For instance, Shannon Sarna, editor of The Nosher, told me that she wasn’t as triggered by the violence, for instance, but at the loss of Offred’s daughter Hannah. We see Hannah literally being ripped out of her mother’s arms–and then we see Serena Joy cruelly take Offred to see Hannah from a locked car, and drive away without letting Offred see or hug her or talk to her at all.

Sarna said that it was “terrifying, anxiety-inducing, and too real.” The show isn’t just about sexual violence, it’s about motherhood–and the absence of it–and what happens when we police it. She went on to say:

“During those scenes with Offred’s daughter, I almost had to turn off the show.

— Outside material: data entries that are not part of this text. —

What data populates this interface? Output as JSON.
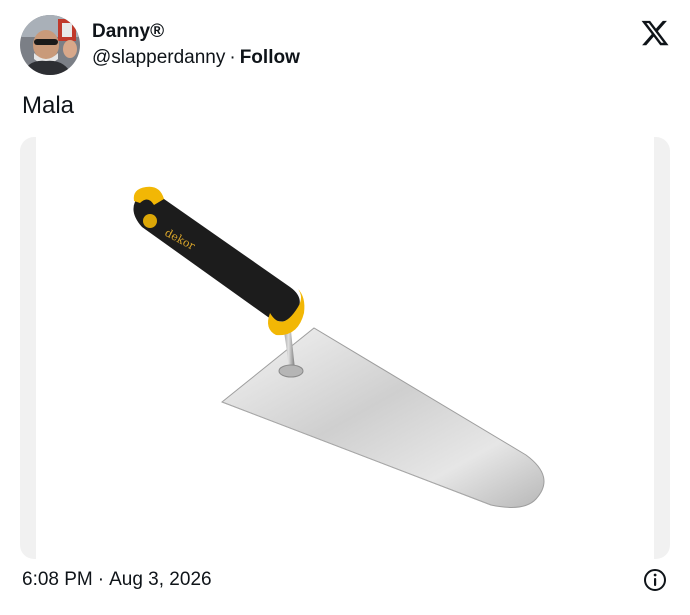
{
  "author": {
    "display_name": "Danny®",
    "handle": "@slapperdanny",
    "separator": "·",
    "follow_label": "Follow",
    "avatar_icon": "avatar-photo"
  },
  "header": {
    "brand_icon": "x-logo-icon"
  },
  "tweet": {
    "text": "Mala"
  },
  "media": {
    "brand_text": "dekor",
    "handle_color": "#1c1c1c",
    "grip_color": "#f2b705",
    "blade_color": "#c9c9c9"
  },
  "footer": {
    "time": "6:08 PM",
    "separator": "·",
    "date": "Aug 3, 2026",
    "info_icon": "info-icon"
  },
  "colors": {
    "text": "#0f1419",
    "background": "#ffffff",
    "media_border": "#f1f1f1"
  }
}
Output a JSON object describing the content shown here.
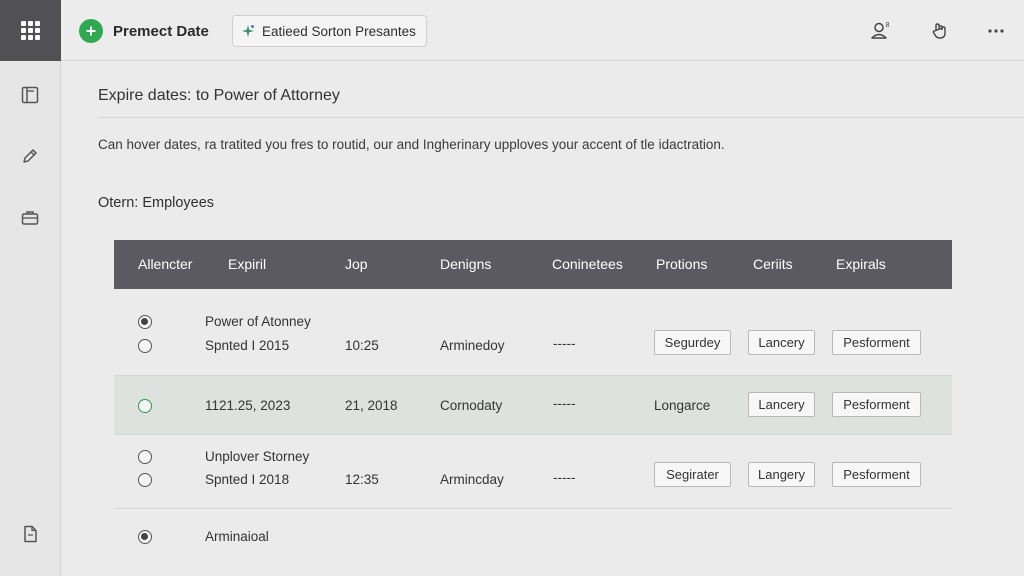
{
  "topbar": {
    "app_title": "Premect Date",
    "workspace_chip": "Eatieed Sorton Presantes",
    "user_badge": "8"
  },
  "page": {
    "title": "Expire dates: to Power of Attorney",
    "description": "Can hover dates, ra tratited you fres to routid, our and Ingherinary upploves your accent of tle idactration.",
    "section_title": "Otern: Employees"
  },
  "table": {
    "headers": [
      "Allencter",
      "Expiril",
      "Jop",
      "Denigns",
      "Coninetees",
      "Protions",
      "Ceriits",
      "Expirals"
    ],
    "rows": [
      {
        "title_line": "Power of Atonney",
        "date": "Spnted I 2015",
        "jop": "10:25",
        "designs": "Arminedoy",
        "committees": "-----",
        "protions": "Segurdey",
        "credits": "Lancery",
        "expirals": "Pesforment"
      },
      {
        "date": "1121.25, 2023",
        "jop": "21, 2018",
        "designs": "Cornodaty",
        "committees": "-----",
        "protions": "Longarce",
        "credits": "Lancery",
        "expirals": "Pesforment"
      },
      {
        "title_line": "Unplover Storney",
        "date": "Spnted I 2018",
        "jop": "12:35",
        "designs": "Armincday",
        "committees": "-----",
        "protions": "Segirater",
        "credits": "Langery",
        "expirals": "Pesforment"
      },
      {
        "label": "Arminaioal"
      }
    ]
  },
  "colors": {
    "accent_green": "#2faa53",
    "header_dark": "#5a5a60",
    "rail_top": "#505055"
  },
  "icons": {
    "rail": [
      "apps-grid-icon",
      "panel-icon",
      "pen-icon",
      "briefcase-icon",
      "document-icon"
    ],
    "topbar": [
      "plus-icon",
      "sparkle-icon",
      "user-icon",
      "hand-icon",
      "more-icon"
    ]
  }
}
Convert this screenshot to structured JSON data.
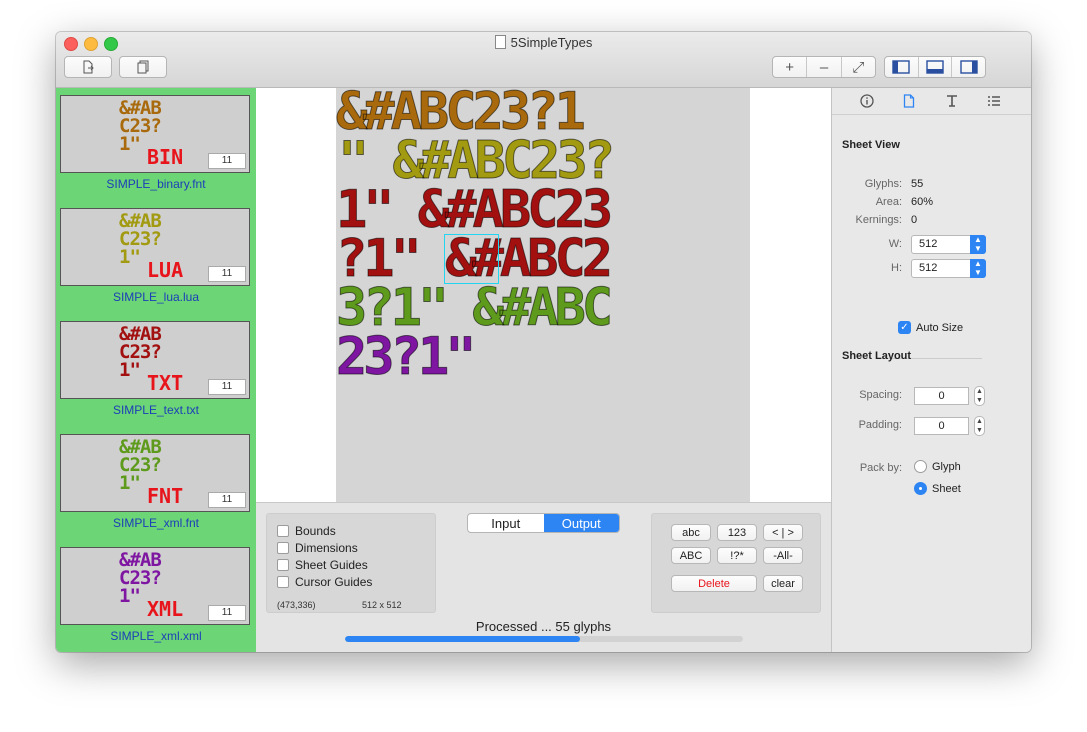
{
  "window": {
    "title": "5SimpleTypes"
  },
  "toolbar": {
    "new_icon": "new-document-icon",
    "duplicate_icon": "duplicate-icon",
    "zoom_in": "+",
    "zoom_out": "–",
    "zoom_fit": "⤢",
    "view_icons": [
      "left-sidebar-icon",
      "bottom-panel-icon",
      "right-sidebar-icon"
    ]
  },
  "font_list": [
    {
      "glyphs": "&#AB\nC23?\n1\"",
      "label": "BIN",
      "count": "11",
      "filename": "SIMPLE_binary.fnt",
      "color": "#a86a0c"
    },
    {
      "glyphs": "&#AB\nC23?\n1\"",
      "label": "LUA",
      "count": "11",
      "filename": "SIMPLE_lua.lua",
      "color": "#a29a10"
    },
    {
      "glyphs": "&#AB\nC23?\n1\"",
      "label": "TXT",
      "count": "11",
      "filename": "SIMPLE_text.txt",
      "color": "#a21010"
    },
    {
      "glyphs": "&#AB\nC23?\n1\"",
      "label": "FNT",
      "count": "11",
      "filename": "SIMPLE_xml.fnt",
      "color": "#5e9a1c"
    },
    {
      "glyphs": "&#AB\nC23?\n1\"",
      "label": "XML",
      "count": "11",
      "filename": "SIMPLE_xml.xml",
      "color": "#7e16a2"
    }
  ],
  "sheet_rows": [
    {
      "text": "&#ABC23?1",
      "color": "#a86a0c"
    },
    {
      "text": "\" &#ABC23?",
      "color": "#a29a10"
    },
    {
      "text": "1\" &#ABC23",
      "color": "#a21010"
    },
    {
      "text": "?1\" &#ABC2",
      "color": "#5e9a1c"
    },
    {
      "text": "3?1\" &#ABC",
      "color": "#7e16a2"
    },
    {
      "text": "23?1\"",
      "color": "#7e16a2"
    }
  ],
  "options": {
    "bounds": "Bounds",
    "dimensions": "Dimensions",
    "sheet_guides": "Sheet Guides",
    "cursor_guides": "Cursor Guides",
    "cursor_pos": "(473,336)",
    "sheet_size": "512 x 512"
  },
  "view_mode": {
    "input": "Input",
    "output": "Output"
  },
  "charset_buttons": {
    "lower": "abc",
    "digits": "123",
    "brackets": "< | >",
    "upper": "ABC",
    "symbols": "!?*",
    "all": "-All-",
    "delete": "Delete",
    "clear": "clear"
  },
  "status": {
    "text": "Processed ... 55 glyphs",
    "progress": 0.59
  },
  "inspector": {
    "tab_icons": [
      "info-icon",
      "document-icon",
      "text-icon",
      "list-icon"
    ],
    "sheet_view": {
      "title": "Sheet View",
      "glyphs_label": "Glyphs:",
      "glyphs": "55",
      "area_label": "Area:",
      "area": "60%",
      "kernings_label": "Kernings:",
      "kernings": "0",
      "w_label": "W:",
      "w": "512",
      "h_label": "H:",
      "h": "512",
      "auto_size": "Auto Size"
    },
    "sheet_layout": {
      "title": "Sheet Layout",
      "spacing_label": "Spacing:",
      "spacing": "0",
      "padding_label": "Padding:",
      "padding": "0",
      "pack_label": "Pack by:",
      "glyph": "Glyph",
      "sheet": "Sheet"
    }
  },
  "colors": {
    "accent": "#2d84f3",
    "list_bg": "#6cd576",
    "delete_text": "#e8141b"
  }
}
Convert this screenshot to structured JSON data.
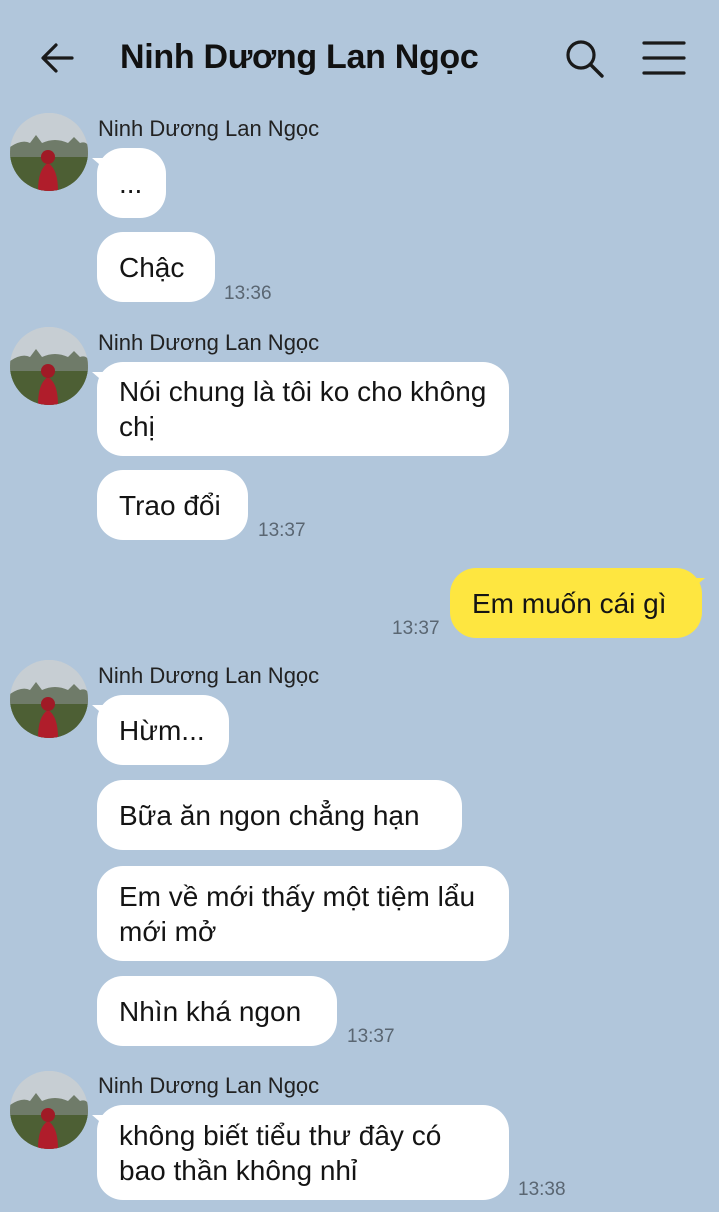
{
  "header": {
    "title": "Ninh Dương Lan Ngọc",
    "back_icon": "arrow-left-icon",
    "search_icon": "search-icon",
    "menu_icon": "hamburger-menu-icon"
  },
  "colors": {
    "background": "#b1c6db",
    "incoming_bubble": "#ffffff",
    "outgoing_bubble": "#fee640"
  },
  "messages": {
    "g1": {
      "sender": "Ninh Dương Lan Ngọc",
      "m1": "...",
      "m2": "Chậc",
      "time": "13:36"
    },
    "g2": {
      "sender": "Ninh Dương Lan Ngọc",
      "m1": "Nói chung là tôi ko cho không chị",
      "m2": "Trao đổi",
      "time": "13:37"
    },
    "out1": {
      "text": "Em muốn cái gì",
      "time": "13:37"
    },
    "g3": {
      "sender": "Ninh Dương Lan Ngọc",
      "m1": "Hừm...",
      "m2": "Bữa ăn ngon chẳng hạn",
      "m3": "Em về mới thấy một tiệm lẩu mới mở",
      "m4": "Nhìn khá ngon",
      "time": "13:37"
    },
    "g4": {
      "sender": "Ninh Dương Lan Ngọc",
      "m1": "không biết tiểu thư đây có bao thần không nhỉ",
      "time": "13:38"
    }
  }
}
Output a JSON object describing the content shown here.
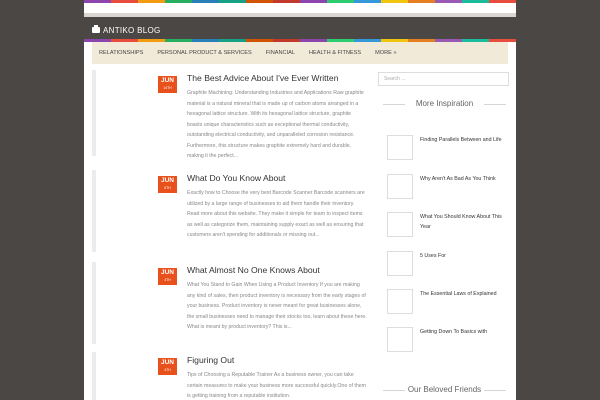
{
  "colors": {
    "stripe": [
      "#8e44ad",
      "#e74c3c",
      "#f39c12",
      "#27ae60",
      "#2980b9",
      "#16a085",
      "#d35400",
      "#c0392b",
      "#8e44ad",
      "#2ecc71",
      "#3498db",
      "#f1c40f",
      "#e67e22",
      "#9b59b6",
      "#1abc9c",
      "#e74c3c"
    ],
    "accent": "#e8511c"
  },
  "header": {
    "brand": "ANTIKO BLOG",
    "brand_icon": "briefcase-icon"
  },
  "nav": {
    "items": [
      {
        "label": "RELATIONSHIPS"
      },
      {
        "label": "PERSONAL PRODUCT & SERVICES"
      },
      {
        "label": "FINANCIAL"
      },
      {
        "label": "HEALTH & FITNESS"
      },
      {
        "label": "MORE »"
      }
    ]
  },
  "posts": [
    {
      "month": "JUN",
      "day": "14TH",
      "title": "The Best Advice About I've Ever Written",
      "excerpt": "Graphite Machining: Understanding Industries and Applications Raw graphite material is a natural mineral that is made up of carbon atoms arranged in a hexagonal lattice structure. With its hexagonal lattice structure, graphite boasts unique characteristics such as exceptional thermal conductivity, outstanding electrical conductivity, and unparalleled corrosion resistance. Furthermore, this structure makes graphite extremely hard and durable, making it the perfect..."
    },
    {
      "month": "JUN",
      "day": "6TH",
      "title": "What Do You Know About",
      "excerpt": "Exactly how to Choose the very best Barcode Scanner Barcode scanners are utilized by a large range of businesses to aid them handle their inventory. Read more about this website. They make it simple for team to inspect items as well as categorize them, maintaining supply exact as well as ensuring that customers aren't spending for additionals or missing out..."
    },
    {
      "month": "JUN",
      "day": "4TH",
      "title": "What Almost No One Knows About",
      "excerpt": "What You Stand to Gain When Using a Product Inventory If you are making any kind of sales, then product inventory is necessary from the early stages of your business. Product inventory is never meant for great businesses alone, the small businesses need to manage their stocks too, learn about these here. What is meant by product inventory? This is..."
    },
    {
      "month": "JUN",
      "day": "4TH",
      "title": "Figuring Out",
      "excerpt": "Tips of Choosing a Reputable Trainer As a business owner, you can take certain measures to make your business more successful quickly.One of them is getting training from a reputable institution."
    }
  ],
  "sidebar": {
    "search_placeholder": "Search ...",
    "inspiration_title": "More Inspiration",
    "inspiration": [
      {
        "label": "Finding Parallels Between and Life"
      },
      {
        "label": "Why Aren't As Bad As You Think"
      },
      {
        "label": "What You Should Know About This Year"
      },
      {
        "label": "5 Uses For"
      },
      {
        "label": "The Essential Laws of Explained"
      },
      {
        "label": "Getting Down To Basics with"
      }
    ],
    "friends_title": "Our Beloved Friends"
  }
}
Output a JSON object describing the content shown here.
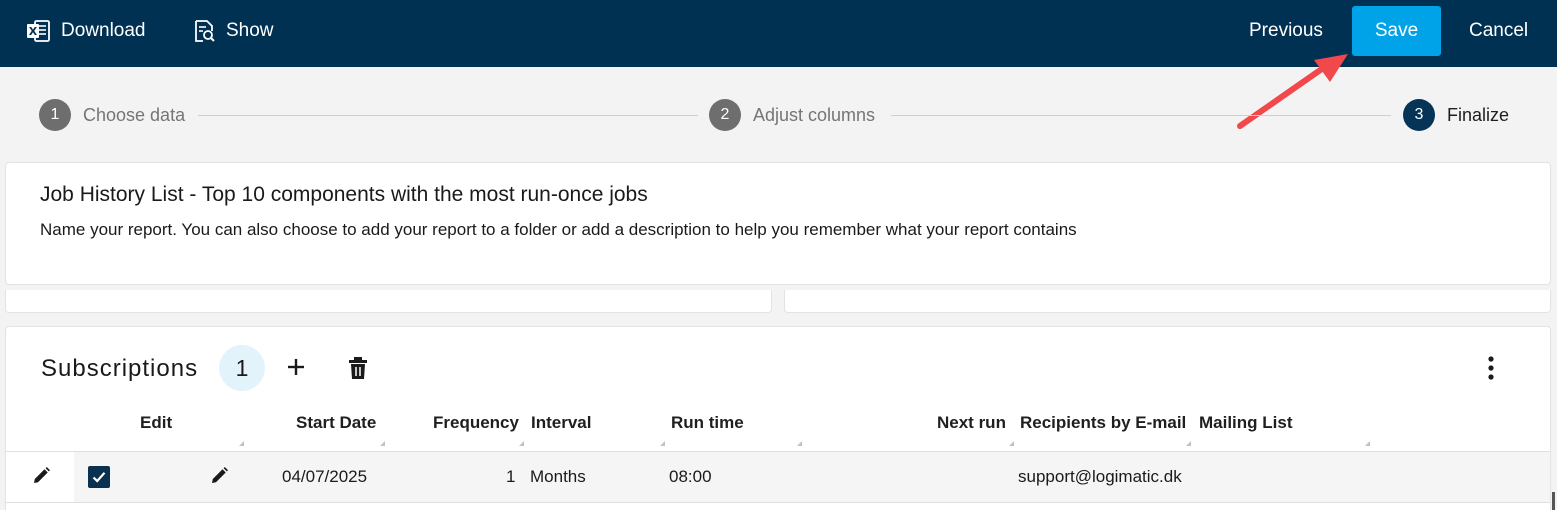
{
  "toolbar": {
    "download_label": "Download",
    "show_label": "Show",
    "previous_label": "Previous",
    "save_label": "Save",
    "cancel_label": "Cancel"
  },
  "stepper": {
    "steps": [
      {
        "number": "1",
        "label": "Choose data",
        "active": false
      },
      {
        "number": "2",
        "label": "Adjust columns",
        "active": false
      },
      {
        "number": "3",
        "label": "Finalize",
        "active": true
      }
    ]
  },
  "report": {
    "title": "Job History List - Top 10 components with the most run-once jobs",
    "description": "Name your report. You can also choose to add your report to a folder or add a description to help you remember what your report contains"
  },
  "subscriptions": {
    "title": "Subscriptions",
    "count": "1",
    "columns": {
      "edit": "Edit",
      "start_date": "Start Date",
      "frequency": "Frequency",
      "interval": "Interval",
      "run_time": "Run time",
      "next_run": "Next run",
      "recipients": "Recipients by E-mail",
      "mailing_list": "Mailing List"
    },
    "rows": [
      {
        "checked": true,
        "start_date": "04/07/2025",
        "frequency": "1",
        "interval": "Months",
        "run_time": "08:00",
        "next_run": "",
        "recipients": "support@logimatic.dk",
        "mailing_list": ""
      }
    ]
  },
  "colors": {
    "topbar": "#003152",
    "save_button": "#00a2e8",
    "active_step": "#063456",
    "annotation_arrow": "#f0484b"
  },
  "icons": {
    "download": "excel-file-icon",
    "show": "document-search-icon",
    "add": "plus-icon",
    "delete": "trash-icon",
    "more": "more-vertical-icon",
    "edit": "pencil-icon",
    "check": "check-icon"
  }
}
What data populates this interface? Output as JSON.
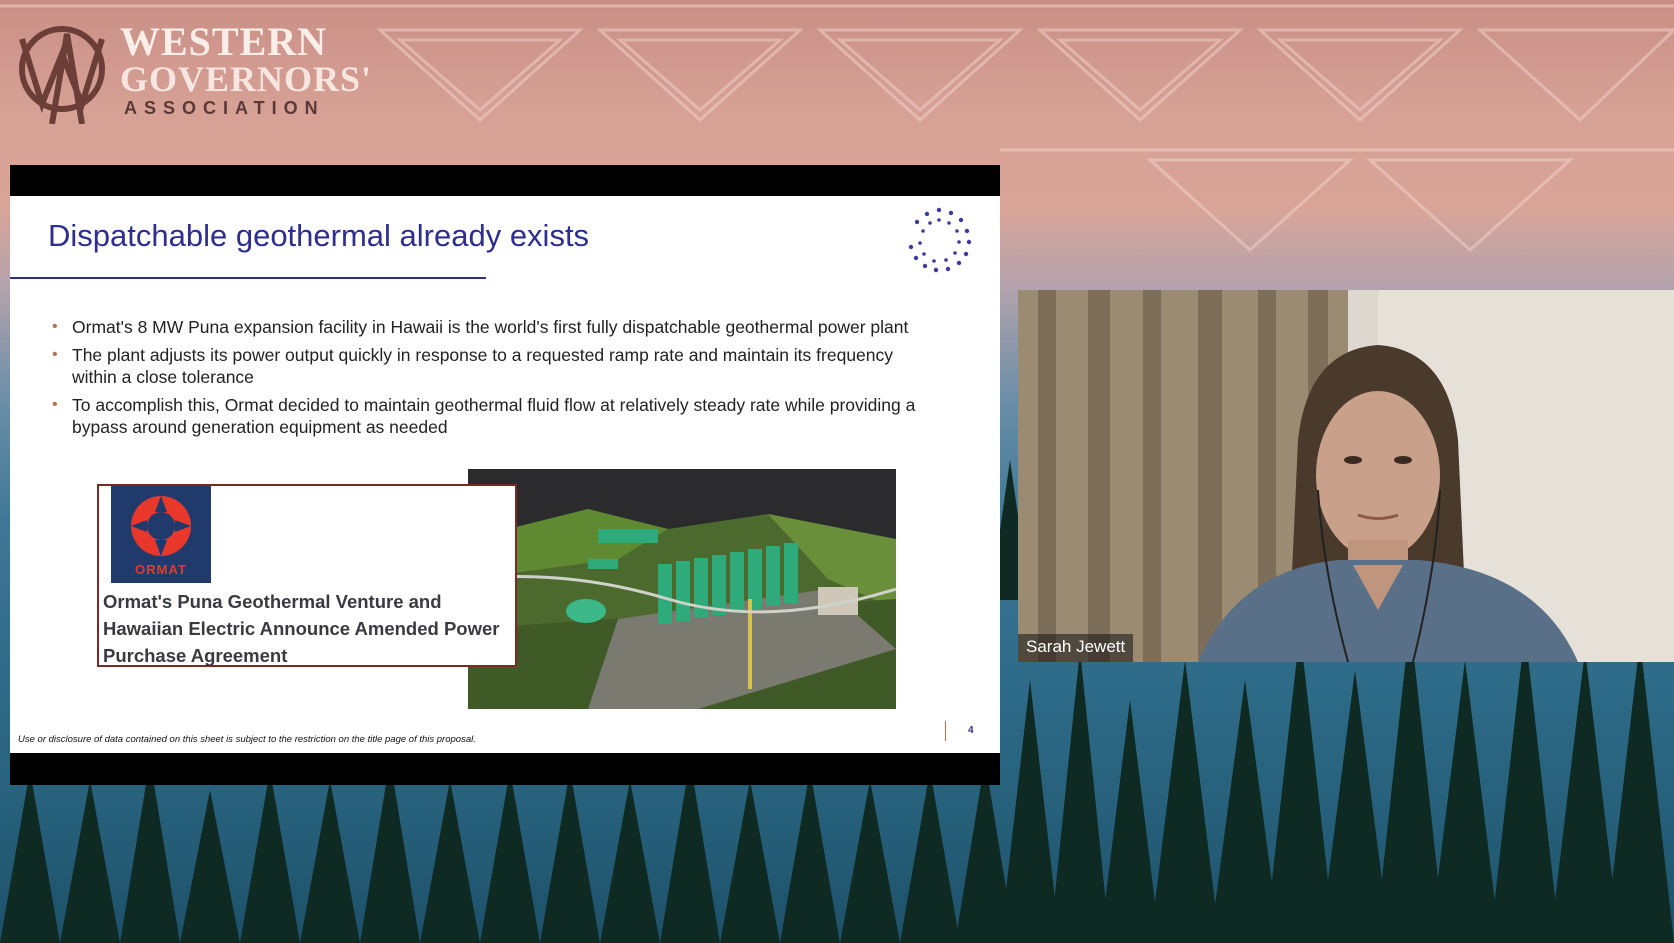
{
  "organization": {
    "line1": "WESTERN",
    "line2": "GOVERNORS'",
    "line3": "ASSOCIATION"
  },
  "slide": {
    "title": "Dispatchable geothermal already exists",
    "bullets": [
      {
        "text": "Ormat's 8 MW Puna expansion facility in Hawaii is the world's first fully dispatchable geothermal power plant"
      },
      {
        "text": "The plant adjusts its power output quickly in response to a requested ramp rate and maintain its frequency within a close tolerance"
      },
      {
        "text": "To accomplish this, Ormat decided to maintain geothermal fluid flow at relatively steady rate while providing a bypass around generation equipment as needed"
      }
    ],
    "news_card": {
      "brand": "ORMAT",
      "headline": "Ormat's Puna Geothermal Venture and Hawaiian Electric Announce Amended Power Purchase Agreement"
    },
    "disclaimer": "Use or disclosure of data contained on this sheet is subject to the restriction on the title page of this proposal.",
    "page_number": "4"
  },
  "participant": {
    "name": "Sarah Jewett"
  },
  "colors": {
    "title_blue": "#2d2e8f",
    "accent_rust": "#c0704f",
    "ormat_red": "#e8382c",
    "ormat_navy": "#1f3a6b"
  }
}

It was so hard to watch.”

Many others responded to me on social media, saying things like:

“I loved it but had nightmares sometimes.” “I loved the book and I love Atwood’s work, but this show was way too triggering in the current dystopian society we live in for me to continue watching it and I couldn’t get through the first episode.”

“I’m still thinking about what I think about it. It triggered me but I watched anyway. I feel like I “should ” have stopped watching but couldn’t.”

“So triggering (I watched through episode 4 and had to take a break and also questioning the merits of a show that did that to women and is supposedly about women’s rights–but written, directed, produced almost entirely by men).”

This tweet especially captures how many people on social media feel, who haven’t even started it yet:

So, what does that mean for art in general? On one hand, I don’t believe in censorship and I believe art should  push the general public to question the status quo–why gender norms, for instance, are the way that they are. It is OK, for instance, to be unsettled and feel discomfort from a piece of art–to have a threshold when it comes to violence of any kind.

What makes this show difficult to watch is the fact that it’s real–and that Offred’s abusers are also her helpers. Her commander, for instance, is the reason she was able to see the outside world (all during, of course, a power play where he was in charge). This led Offred to get back in touch with Moira, for instance–a life-changing event.

This duality, the fact that her abusers aren’t abusers at every moment, is uncomfortable because it’s real. And real is scary. At times we feel sympathy for Serena Joy, for instance, despite the fact that she also threatened Hannah’s life as a way to manipulate Offred to stay complicit.

And yes, it feels a little like we, the audience, are supposed to be grateful for the small bits of humanness the protagonist experiences–and that is uncomfortable. But how often do we do that in our own lives, at work, during an adoption hearing, trying to breastfeed? For people in marginalized communities, this is their life everyday.

The crucial distinction we all need to make, as viewers, is the fact that discomfort and harm are not the same. And the line between the two is not the same for everyone. A show like “The Handmaid’s Tale,” can be triggering, but not necessarily harmful. In this way, the show is doing what’s it’s supposed to: making us think about ways women are controlled.

That being said, I completely understand why others may choose not to engage with the show, or any kind of art, that may trigger unwanted feelings and memories.

Yet the show feels important to me, because while it focuses on women, it’s about any community that is silenced and abused. And only by raising awareness can we make progress.